The Health Ministry last year chose to appoint four medical consultants despite the fact they did not satisfy eligibility requirements and the ministry’s selection board then disclaimed responsibility when challenged.

In the most flagrant case, a person appointed as a medical consultant had not even obtained a certificate of specialist training – a key requirement for the vacancy.

Two other individuals who had placed first in selection processes for consultancy posts were found by the Public Service Commission to have been working as Resident Specialists despite not being registered as specialists according to law.

The ministry’s recruitment bungle was the highlight of the Public Service Commission’s 2011 annual report that has just been published.

The PSC is an independent body charged with advising the government on the recruitment, removal and disciplining of public sector workers. When asked to explain their decision to appoint the under-qualified people to consultancy posts, the ministry’s selection board “reacted by withdrawing all of their signatures from the respective reports, that is to say disclaiming responsibility for the result which they themselves had drawn up,” the PSC said.

As a result, the PSC was forced to annul the selection process for three of the applicants, revoke the appointment of the fourth and direct the ministry to appoint a fresh selection board.

Selection boards are appointed by the PSC on the recommendation of the respective ministry.

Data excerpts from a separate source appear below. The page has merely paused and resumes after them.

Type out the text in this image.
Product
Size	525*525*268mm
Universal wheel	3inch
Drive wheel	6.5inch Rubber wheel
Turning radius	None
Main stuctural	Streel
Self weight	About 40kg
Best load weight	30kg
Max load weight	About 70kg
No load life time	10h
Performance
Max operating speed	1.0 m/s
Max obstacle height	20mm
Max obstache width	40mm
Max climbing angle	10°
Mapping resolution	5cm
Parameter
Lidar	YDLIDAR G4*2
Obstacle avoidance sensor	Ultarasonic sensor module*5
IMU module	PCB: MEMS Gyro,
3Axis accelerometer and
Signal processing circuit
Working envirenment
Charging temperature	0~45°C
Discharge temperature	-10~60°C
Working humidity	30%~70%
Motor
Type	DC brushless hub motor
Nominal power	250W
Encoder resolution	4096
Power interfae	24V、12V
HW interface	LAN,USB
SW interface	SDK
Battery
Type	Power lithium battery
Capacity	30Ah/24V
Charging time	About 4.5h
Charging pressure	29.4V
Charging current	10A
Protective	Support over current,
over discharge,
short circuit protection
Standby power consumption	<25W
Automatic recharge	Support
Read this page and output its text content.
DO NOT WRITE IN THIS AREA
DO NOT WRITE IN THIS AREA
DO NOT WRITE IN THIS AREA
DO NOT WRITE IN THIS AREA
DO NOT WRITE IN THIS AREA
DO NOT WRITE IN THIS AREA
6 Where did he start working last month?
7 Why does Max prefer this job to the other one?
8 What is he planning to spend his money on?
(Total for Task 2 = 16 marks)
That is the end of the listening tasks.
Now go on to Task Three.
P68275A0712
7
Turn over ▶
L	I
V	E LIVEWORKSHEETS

They are charged with establishing eligibility of candidates, interviewing them and selecting them for public sector posts.

A Health Ministry spokesman refused to divulge the names of the selection board members who had withdrawn their signatures – something the spokesman admitted was “unprecedented” – citing data protection concerns.

They, however, confirmed that the ministry was currently in the process of establishing a new selection board. The PSC’s findings, the spokesman said, led to discussions with the Medical Association of Malta to amend medical consultancy recruitment procedures.

From now on, such vacancies will make it clear that applicants must be registered as specialists to qualify for such posts, with their two-year work experience as specialists only starting from their date of registration.

The four objections to public sector selection processes were among the 21 such cases which the PSC upheld in 2011, from a total of 121.

But botched recruitment procedures were not the only target of the PSC’s 82-page report, with several other highlights to choose from.

They include a police officer dismissed after being convicted of stealing fuel, five workers in the Rural Affairs Ministry employed as butchers but doing other work below their salary scale, and a public sector lawyer who defended her relative in a disciplinary hearing against her own employer.